On va tuer Smokey Nelson

À plus forte raison, on pourrait croire que le roman se penche sur la mort elle-même, comme dénouement inéluctable. On peut aussi penser que le portrait social d’une Amérique au bord du gouffre – un gouffre moral, économique, politique et autres valeurs transformées en abîmes – est le véritable sujet de Mavrikakis dans cette aventure romanesque.

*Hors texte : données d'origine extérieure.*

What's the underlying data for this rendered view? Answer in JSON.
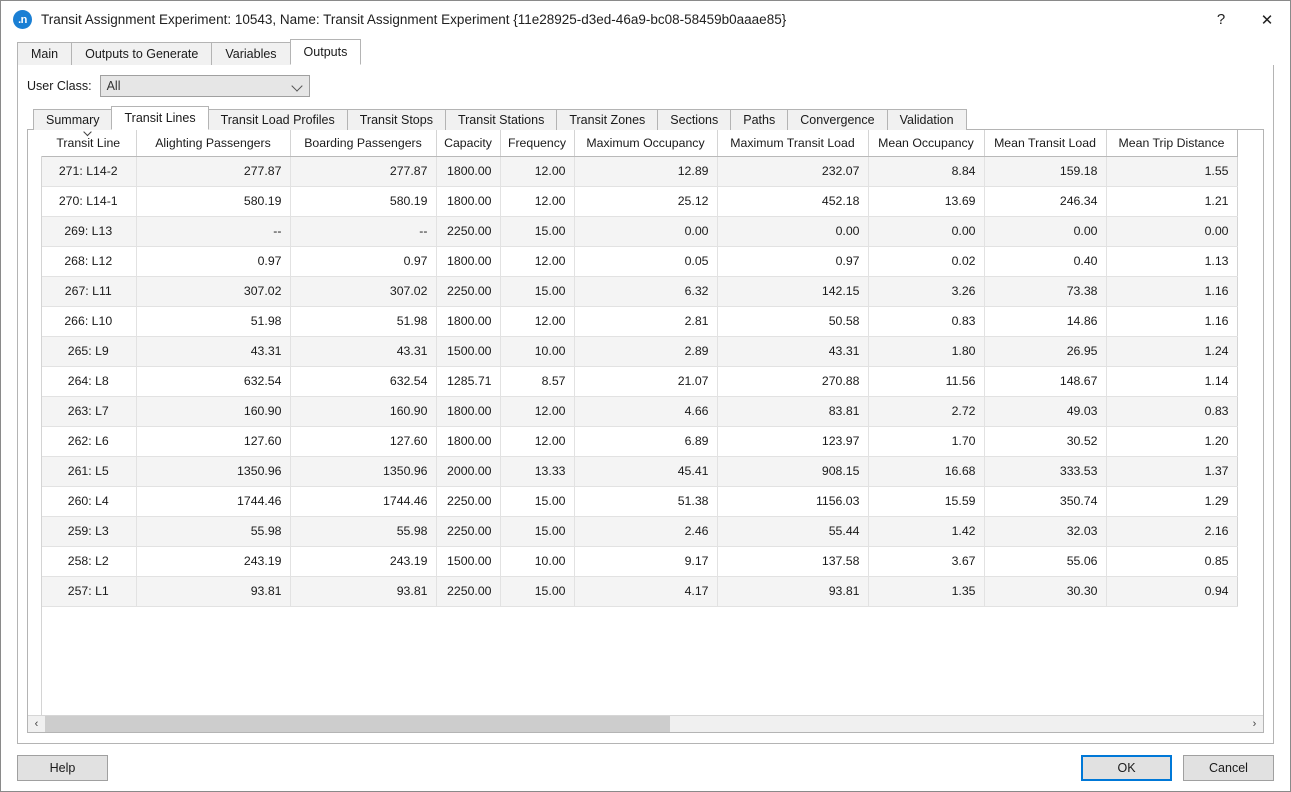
{
  "window": {
    "title": "Transit Assignment Experiment: 10543, Name: Transit Assignment Experiment  {11e28925-d3ed-46a9-bc08-58459b0aaae85}",
    "app_icon_text": ".n",
    "help_btn": "?",
    "close_btn": "✕",
    "accent": "#0078d7"
  },
  "outer_tabs": [
    {
      "label": "Main",
      "active": false
    },
    {
      "label": "Outputs to Generate",
      "active": false
    },
    {
      "label": "Variables",
      "active": false
    },
    {
      "label": "Outputs",
      "active": true
    }
  ],
  "user_class": {
    "label": "User Class:",
    "value": "All",
    "chevron": "chevron-down-icon"
  },
  "inner_tabs": [
    {
      "label": "Summary",
      "active": false
    },
    {
      "label": "Transit Lines",
      "active": true
    },
    {
      "label": "Transit Load Profiles",
      "active": false
    },
    {
      "label": "Transit Stops",
      "active": false
    },
    {
      "label": "Transit Stations",
      "active": false
    },
    {
      "label": "Transit Zones",
      "active": false
    },
    {
      "label": "Sections",
      "active": false
    },
    {
      "label": "Paths",
      "active": false
    },
    {
      "label": "Convergence",
      "active": false
    },
    {
      "label": "Validation",
      "active": false
    }
  ],
  "table": {
    "sort_column": "Transit Line",
    "sort_direction": "descending",
    "columns": [
      "Transit Line",
      "Alighting Passengers",
      "Boarding Passengers",
      "Capacity",
      "Frequency",
      "Maximum Occupancy",
      "Maximum Transit Load",
      "Mean Occupancy",
      "Mean Transit Load",
      "Mean Trip Distance"
    ],
    "rows": [
      [
        "271: L14-2",
        "277.87",
        "277.87",
        "1800.00",
        "12.00",
        "12.89",
        "232.07",
        "8.84",
        "159.18",
        "1.55"
      ],
      [
        "270: L14-1",
        "580.19",
        "580.19",
        "1800.00",
        "12.00",
        "25.12",
        "452.18",
        "13.69",
        "246.34",
        "1.21"
      ],
      [
        "269: L13",
        "--",
        "--",
        "2250.00",
        "15.00",
        "0.00",
        "0.00",
        "0.00",
        "0.00",
        "0.00"
      ],
      [
        "268: L12",
        "0.97",
        "0.97",
        "1800.00",
        "12.00",
        "0.05",
        "0.97",
        "0.02",
        "0.40",
        "1.13"
      ],
      [
        "267: L11",
        "307.02",
        "307.02",
        "2250.00",
        "15.00",
        "6.32",
        "142.15",
        "3.26",
        "73.38",
        "1.16"
      ],
      [
        "266: L10",
        "51.98",
        "51.98",
        "1800.00",
        "12.00",
        "2.81",
        "50.58",
        "0.83",
        "14.86",
        "1.16"
      ],
      [
        "265: L9",
        "43.31",
        "43.31",
        "1500.00",
        "10.00",
        "2.89",
        "43.31",
        "1.80",
        "26.95",
        "1.24"
      ],
      [
        "264: L8",
        "632.54",
        "632.54",
        "1285.71",
        "8.57",
        "21.07",
        "270.88",
        "11.56",
        "148.67",
        "1.14"
      ],
      [
        "263: L7",
        "160.90",
        "160.90",
        "1800.00",
        "12.00",
        "4.66",
        "83.81",
        "2.72",
        "49.03",
        "0.83"
      ],
      [
        "262: L6",
        "127.60",
        "127.60",
        "1800.00",
        "12.00",
        "6.89",
        "123.97",
        "1.70",
        "30.52",
        "1.20"
      ],
      [
        "261: L5",
        "1350.96",
        "1350.96",
        "2000.00",
        "13.33",
        "45.41",
        "908.15",
        "16.68",
        "333.53",
        "1.37"
      ],
      [
        "260: L4",
        "1744.46",
        "1744.46",
        "2250.00",
        "15.00",
        "51.38",
        "1156.03",
        "15.59",
        "350.74",
        "1.29"
      ],
      [
        "259: L3",
        "55.98",
        "55.98",
        "2250.00",
        "15.00",
        "2.46",
        "55.44",
        "1.42",
        "32.03",
        "2.16"
      ],
      [
        "258: L2",
        "243.19",
        "243.19",
        "1500.00",
        "10.00",
        "9.17",
        "137.58",
        "3.67",
        "55.06",
        "0.85"
      ],
      [
        "257: L1",
        "93.81",
        "93.81",
        "2250.00",
        "15.00",
        "4.17",
        "93.81",
        "1.35",
        "30.30",
        "0.94"
      ]
    ]
  },
  "scrollbar": {
    "left_arrow": "‹",
    "right_arrow": "›",
    "thumb_percent": 52
  },
  "footer": {
    "help": "Help",
    "ok": "OK",
    "cancel": "Cancel"
  }
}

Et s’il ne s’agissait que d’une exploration des différentes facettes de l’identité américaine – car, oui, en effet, le roman narre trois histoires distinctes, celle de Sydney, l’afro-américain, de Pearl, l’hawaïenne, et de Ray, le blanc issu de la pure tradition redneck.

Il serait de bon ton d’affirmer ici que le roman sait faire la symbiose de toutes ces richesses, de telle sorte, en fait,  que le lourd sujet social abordé s’en trouve comme transformé, esthétisé, mis au pas de la fiction et de l’art. On verrait ainsi cette délicate question de la peine de mort nimbée d’une neuve atmosphère. Mais non.

Le dernier roman de Mavrikakis tente bien de donner vie à des personnages : Sydney, Pearl, Ray, ils ont leurs petites existences, leurs grands drames et leurs profondes douleurs, on nous les montre, on nous les met en place, c’est vrai. Mais à plus forte raison, on nous les assène : Sydney est l’afro-américain, porté par la question afro-américaine, marqué par l’identité afro-américaine, afro-américain et rien que ça; Ray, plus radicalement, baigne dans l’orthodoxie religieuse, il porte parfois le costume des confédérés et il vote, bien sûr, républicain. Point de nuance, on trace en gros traits les fils de leur vie de telle sorte, en fait, que survient à la lecture cette impression, parfois, de découvrir un argumentaire davantage qu’une histoire. La vraisemblance de l’œuvre s’en trouve dangereusement entamée.

Néanmoins, il faut mentionner positivement les incursions dans la vie de Pearl, l’une des trois faces de ce récit tricéphale. Marquée par le crime de Smokey Nelson, hantée, pour dire vrai, par ce massacre duquel elle échappa de peu, elle apparaît, dans ce roman, pourvue d’une certaine authenticité : Pearl est crédible. Ses craintes, ses silences, son absence d’ambition, son apathie même contrastent avec la minceur de ses comparses, ces sortes d’hommes de papier ou d’arguments narratifs.